The moment that is currently first Person the effects of atomic bombs launched by the US on Japan.
One of those survivors is Jiro Hamasumi, representative of the Nobel Peace Prize 2024, who at a UN conference, implored not to transfer the levels that caused the catastrophe of 1945 in Hiroshima and Nagashaki, a situation which defined as “hell.”
“Atomic bombs are ‘The Devil’s Weapons’ who deprive the victims of their future and torment their families “Hamasumi said during the third meeting of the states of the Treaty on the Prohibition of Nuclear Weapons, opened on Monday, March 3 at the UN Headquarters.
Thus, Hamasumi, who embodies the role of deputy secretary of the Japanese Federation of Organizations of Victims of Bombs A and H (Nihon Hidankyo), reported his personal experience and how he was exposed to Hiroshima’s bombing radiation even being in his mother’s belly.
In this regard, he said that “the Hibakusha -the term used in Japan to refer to the atomic bomb survivors – They will never feel safe unless the number of nuclear weapons is reduced to zero ”he said.

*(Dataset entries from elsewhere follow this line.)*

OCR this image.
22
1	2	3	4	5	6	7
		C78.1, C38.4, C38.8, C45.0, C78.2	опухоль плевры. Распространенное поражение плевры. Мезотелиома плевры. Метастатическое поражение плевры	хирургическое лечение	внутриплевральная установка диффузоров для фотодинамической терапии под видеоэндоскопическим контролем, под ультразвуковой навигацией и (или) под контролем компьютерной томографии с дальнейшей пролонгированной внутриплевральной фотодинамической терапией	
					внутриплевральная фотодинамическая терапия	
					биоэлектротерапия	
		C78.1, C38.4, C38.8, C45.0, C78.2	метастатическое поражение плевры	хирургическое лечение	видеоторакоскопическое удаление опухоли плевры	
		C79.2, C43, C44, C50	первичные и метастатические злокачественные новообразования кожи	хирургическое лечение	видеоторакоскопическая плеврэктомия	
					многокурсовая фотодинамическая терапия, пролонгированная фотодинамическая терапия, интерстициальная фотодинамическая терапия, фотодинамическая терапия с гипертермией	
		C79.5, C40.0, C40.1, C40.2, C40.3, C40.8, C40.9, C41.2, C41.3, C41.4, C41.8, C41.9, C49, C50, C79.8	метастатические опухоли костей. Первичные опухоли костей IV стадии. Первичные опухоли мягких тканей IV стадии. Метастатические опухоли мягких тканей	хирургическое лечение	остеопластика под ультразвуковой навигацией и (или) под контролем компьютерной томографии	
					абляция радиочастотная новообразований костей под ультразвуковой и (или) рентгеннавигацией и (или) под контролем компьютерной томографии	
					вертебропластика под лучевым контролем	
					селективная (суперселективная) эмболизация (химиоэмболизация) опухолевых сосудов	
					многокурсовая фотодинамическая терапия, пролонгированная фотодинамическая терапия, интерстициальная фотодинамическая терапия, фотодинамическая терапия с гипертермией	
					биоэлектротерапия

In addition to adding that the war will not end until the more than 12,100 nuclear weapons that exist in the world become zero.
Among the rawness of his testimonies, he recounts the traumatic situation of some of his relatives, such as his father, whom he could never know, since on August 6, 1945, the day the bomb fell on the Japanese city, He left and work and “never returned.”
For all these reasons, the Japanese assured that the world cannot allow anyone else to experience “the hell” of the Hibakusha. The problem of everything for him is that of the 94 countries and regions that signed the treaty to prohibit nuclear weapons and development, There are some like the US, Russia, China, France or Britain who oppose said treaty and do not attend the meetings regularly. Others like his own country, Japan, either attended the last meeting.
“It’s extremely Disappointing that Japan has decided not to participate in this meeting even as an observer ”Said Melissa Parke, executive director of the international campaign to abolish nuclear weapons, which received the 2017 Nobel Peace Prize.